Wir lassen uns seit geraumer Zeit alle unsere privaten Pakete an die Büroadresse liefern. Weil unser Empfang mittlerweile aber aussieht wie eine Postfiliale, hat unser Chef uns das jetzt verboten. Wie sieht die rechtliche Situation hier aus?, fragt Yasmin Becker.

Sehr geehrte Frau Becker,

in vielen Unternehmen ist es normal geworden, dass sich die Beschäftigten Pakete ins Büro zustellen lassen. Klar: Hier ist immer jemand am Empfang erreichbar und kann die Post annehmen. Viele Arbeitgeber sind hier entgegenkommend – schließlich ist es für die meisten Berufstätigen bequemer, sich Post ins Büro zustellen zu lassen als sich Pakete nach Hause zustellen zu lassen, wo sie tagsüber aber gerade wegen des Jobs nicht erreichbar sind. Aber in Zeiten eines boomenden Online-Handels können private Lieferungen an die Firmenadresse allerdings ab einer gewissen Anzahl von Beschäftigten schnell Überhand nehmen.

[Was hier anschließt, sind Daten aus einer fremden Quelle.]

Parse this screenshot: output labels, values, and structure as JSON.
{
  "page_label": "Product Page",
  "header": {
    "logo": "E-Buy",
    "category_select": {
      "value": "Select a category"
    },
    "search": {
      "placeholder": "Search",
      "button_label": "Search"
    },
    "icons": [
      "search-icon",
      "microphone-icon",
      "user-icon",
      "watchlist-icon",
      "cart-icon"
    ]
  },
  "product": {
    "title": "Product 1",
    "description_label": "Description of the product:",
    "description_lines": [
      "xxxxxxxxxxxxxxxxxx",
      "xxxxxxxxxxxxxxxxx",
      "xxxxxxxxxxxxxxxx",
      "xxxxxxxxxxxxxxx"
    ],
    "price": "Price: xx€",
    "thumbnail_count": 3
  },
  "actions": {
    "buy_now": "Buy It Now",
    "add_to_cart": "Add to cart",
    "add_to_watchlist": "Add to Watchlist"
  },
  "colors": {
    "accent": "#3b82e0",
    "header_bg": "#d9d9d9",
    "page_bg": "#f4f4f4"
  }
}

Grundsätzlich gilt auch trotz einer zunehmenden Entgrenzung von Arbeit und Privatleben: Arbeitnehmer sollte keine privaten Angelegenheiten am Arbeitsplatz erledigen. Und dazu gehört auch, sich private Post eben nicht in die Firma schicken zu lassen.

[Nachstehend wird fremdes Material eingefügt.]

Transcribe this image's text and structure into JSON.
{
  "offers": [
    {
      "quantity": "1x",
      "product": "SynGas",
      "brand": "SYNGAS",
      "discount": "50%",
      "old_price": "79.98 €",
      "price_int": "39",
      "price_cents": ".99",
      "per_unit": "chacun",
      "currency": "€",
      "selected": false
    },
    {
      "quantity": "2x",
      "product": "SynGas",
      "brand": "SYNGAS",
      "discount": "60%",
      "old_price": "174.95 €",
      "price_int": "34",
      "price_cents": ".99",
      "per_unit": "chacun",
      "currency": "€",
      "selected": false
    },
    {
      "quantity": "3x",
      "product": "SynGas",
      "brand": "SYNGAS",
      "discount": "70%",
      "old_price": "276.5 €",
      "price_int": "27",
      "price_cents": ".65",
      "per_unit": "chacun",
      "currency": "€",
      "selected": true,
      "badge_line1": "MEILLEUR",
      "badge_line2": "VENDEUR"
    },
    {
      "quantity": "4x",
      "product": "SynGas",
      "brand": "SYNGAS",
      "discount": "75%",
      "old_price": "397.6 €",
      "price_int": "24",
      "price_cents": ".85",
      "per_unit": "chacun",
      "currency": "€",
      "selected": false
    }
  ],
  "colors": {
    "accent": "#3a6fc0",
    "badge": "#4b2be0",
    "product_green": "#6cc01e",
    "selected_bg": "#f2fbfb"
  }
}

Spätestens, wenn die Kolleginnen und Kollegen in der Poststelle des Unternehmens und am Empfang einen wesentlichen Teil ihrer Arbeitszeit mit dem Empfang privater Angelegenheit von Mitarbeitern aufbringen müssen, entsteht schnell Unmut. Und Arbeitgeber können generell die Lieferung von privaten Paketen an die Büroadresse im Rahmen des Weisungsrechts untersagen. Denn ein Arbeitgeber muss nicht dauerhaft damit einverstanden sein.

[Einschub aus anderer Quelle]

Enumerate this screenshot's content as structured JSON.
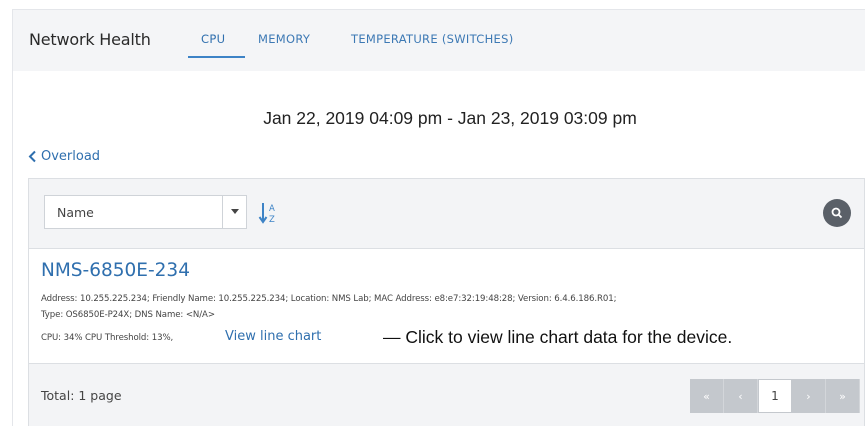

Und weil die Paketdienstleister darauf mit Wunschterminen und Packstationen reagiert haben, ist es auch nur verständlich, dass Ihr Chef Ihnen hier jetzt einen Riegel vorgeschoben hat. Leider gibt es keinen rechtlichen Anspruch darauf, weiterhin private Post am Arbeitsplatz zu empfangen – es gibt genügend Alternativen, die Ausweichmöglichkeiten bieten.